Vaksin booster di Kota Bogor untuk tahap awal ini diberikan kepada para warga lanjut usia (lansia) 60 tahun ke atas dan pelayan publik dengan menggunakan vaksin AstraZeneca.

Kepala Dinas Kesehatan (Dinkes) Kota Bogor, Sri Nowo Retno menuturkan, vaksinasi booster akan dilaksanakan secara bertahap sesuai urutan prioritas dan ketersediaan vaksin.

Untuk saat ini kata Kadinkes, prioritas sasaran untuk vaksin Covid-19 booster di Kota Bogor adalah lansia, kelompok masyarakat rentan (orang dengan kondisi kesehatan tertentu yang menyebabkan daya tahan/imunitasnya rendah) dan pelayan publik.

Dia menyebutkan, saat ini ketersediaan vaksin AstraZeneca di Kota Bogor sebanyak 23.000 dosis. Berdasarkan ketersediaan vaksin di Kota Bogor tersebut, Vaksin Covid-19 booster untuk lansia akan dilaksanakan di 25 Puskesmas dan 68 kelurahan pada 13-15 Januari 2022.

"Pendataan dilakukan di wilayah. Informasi mengenai jadwal dan lokasi vaksin bisa didapatkan melalui puskesmas atau kelurahan setempat," jelasnya.

Sedangkan untuk pelayan publik akan dilaksanakan di sentra vaksin pada 14-15 Januari 2022. Pendaftaran secara kolektif per instansi dan akan dijadwalkan oleh Dinkes Kota Bogor.

"Vaksinasi booster berikutnya dijadwalkan sesuai ketersediaan vaksin," kata Kadinkes.

Syarat vaksinasi booster berusia di atas 18 tahun telah mendapat vaksin dosis 1 dan 2. Jarak antara vaksin dosis 2 dan booster adalah 6 bulan.

"Per tanggal 12 Januari 2022, jumlah sasaran yang sudah dapat diberikan vaksin booster sebanyak 112.349 orang dengan rincian lansia 34.698 orang, petugas publik dan masyarakat umum 77.651 orang," sebut Retno.

Peserta vaksin booster harus membawa kartu vaksin atau sertifikat vaksin dosis 2 untuk memastikan bahwa jarak dosis 2 sudah lebih dari 6 bulan. Peserta juga dapat memeriksa status vaksinasinya pada aplikasi Peduli Lindungi.

"Alur pelayanan vaksinasi booster sama dengan vaksinasi Covid-19 primer dosis 1 dan 2. Sebelum menerima vaksin booster sasaran harus melalui skrining terlebih dahulu sesuai dengan kartu kendali dosis booster. Setelah vaksinasi, peserta akan diobservasi selama 15 menit," katanya.

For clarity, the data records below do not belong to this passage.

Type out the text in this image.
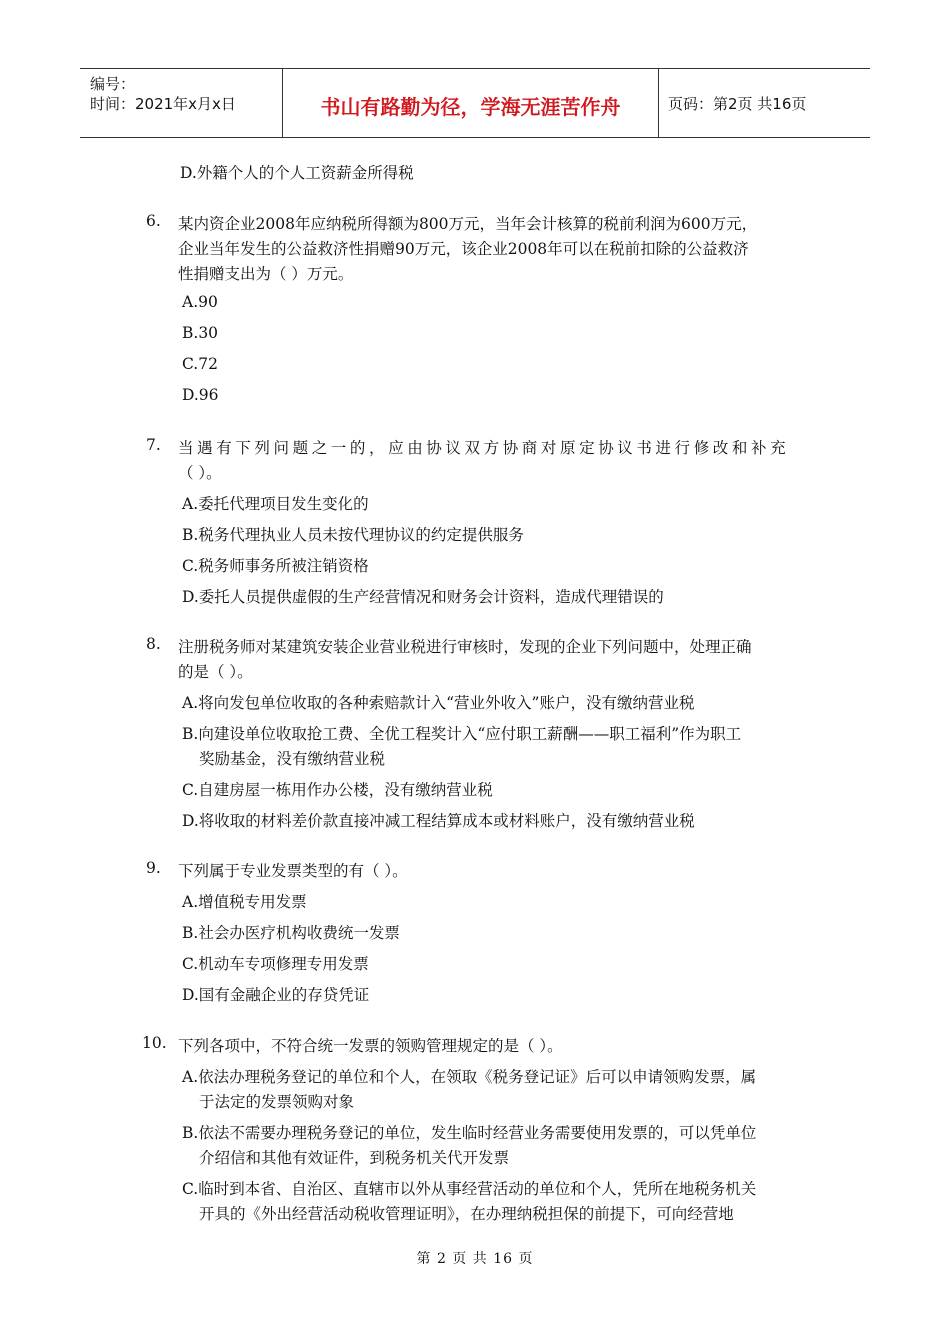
编号：
时间：2021年x月x日	书山有路勤为径，学海无涯苦作舟	页码：第2页 共16页
D.外籍个人的个人工资薪金所得税
6. 某内资企业2008年应纳税所得额为800万元，当年会计核算的税前利润为600万元，
企业当年发生的公益救济性捐赠90万元，该企业2008年可以在税前扣除的公益救济
性捐赠支出为（ ）万元。
A.90
B.30
C.72
D.96
7. 当遇有下列问题之一的，应由协议双方协商对原定协议书进行修改和补充
（ ）。
A.委托代理项目发生变化的
B.税务代理执业人员未按代理协议的约定提供服务
C.税务师事务所被注销资格
D.委托人员提供虚假的生产经营情况和财务会计资料，造成代理错误的
8. 注册税务师对某建筑安装企业营业税进行审核时，发现的企业下列问题中，处理正确
的是（ ）。
A.将向发包单位收取的各种索赔款计入“营业外收入”账户，没有缴纳营业税
B.向建设单位收取抢工费、全优工程奖计入“应付职工薪酬——职工福利”作为职工
奖励基金，没有缴纳营业税
C.自建房屋一栋用作办公楼，没有缴纳营业税
D.将收取的材料差价款直接冲减工程结算成本或材料账户，没有缴纳营业税
9. 下列属于专业发票类型的有（ ）。
A.增值税专用发票
B.社会办医疗机构收费统一发票
C.机动车专项修理专用发票
D.国有金融企业的存贷凭证
10. 下列各项中，不符合统一发票的领购管理规定的是（ ）。
A.依法办理税务登记的单位和个人，在领取《税务登记证》后可以申请领购发票，属
于法定的发票领购对象
B.依法不需要办理税务登记的单位，发生临时经营业务需要使用发票的，可以凭单位
介绍信和其他有效证件，到税务机关代开发票
C.临时到本省、自治区、直辖市以外从事经营活动的单位和个人，凭所在地税务机关
开具的《外出经营活动税收管理证明》，在办理纳税担保的前提下，可向经营地
第 2 页 共 16 页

Terpisah, Kepala Puskesmas Tanah Sareal, Masayu Rubianti menjelaskan, untuk hari ini penyuntikan vaksin booster sasaran pelayan publik dilakukan di Puskesmas Tanah Sareal dan sasaran lansia dilakukan di Kelurahan Tanah Sareal.

"Untuk lansia ada sekitar 700 sasaran. Pelaksanaannya mulai dari hari ini hingga Sabtu, kita bagi per RW. Hari ini RW 1 dan 2, RW 3, 4 dan 5 besok. Sisanya 6 dan 7 Sabtu," ujarnya.

Sementara untuk sasaran pelayan publik ASN hari ini ada sekitar 84 sasaran yang berasal dari Bappeda, BKAD, BKPSDM dan Asisten Pemerintahan, menghabiskan sisa dosis Pfizer.

"Infonya untuk ASN dan pelayanan publik lainnya mulai besok di 4 sentra vaksin. Targetnya selama 3 hari ini selesai karena minggu depan mulai dosis 2 usia 6-11 tahun," jelasnya.

Trisna Darmawijaya (70), warga Kelurahan Pabaton yang disuntik vaksin mengaku mengikuti anjuran pemerintah untuk membentuk herd immunity.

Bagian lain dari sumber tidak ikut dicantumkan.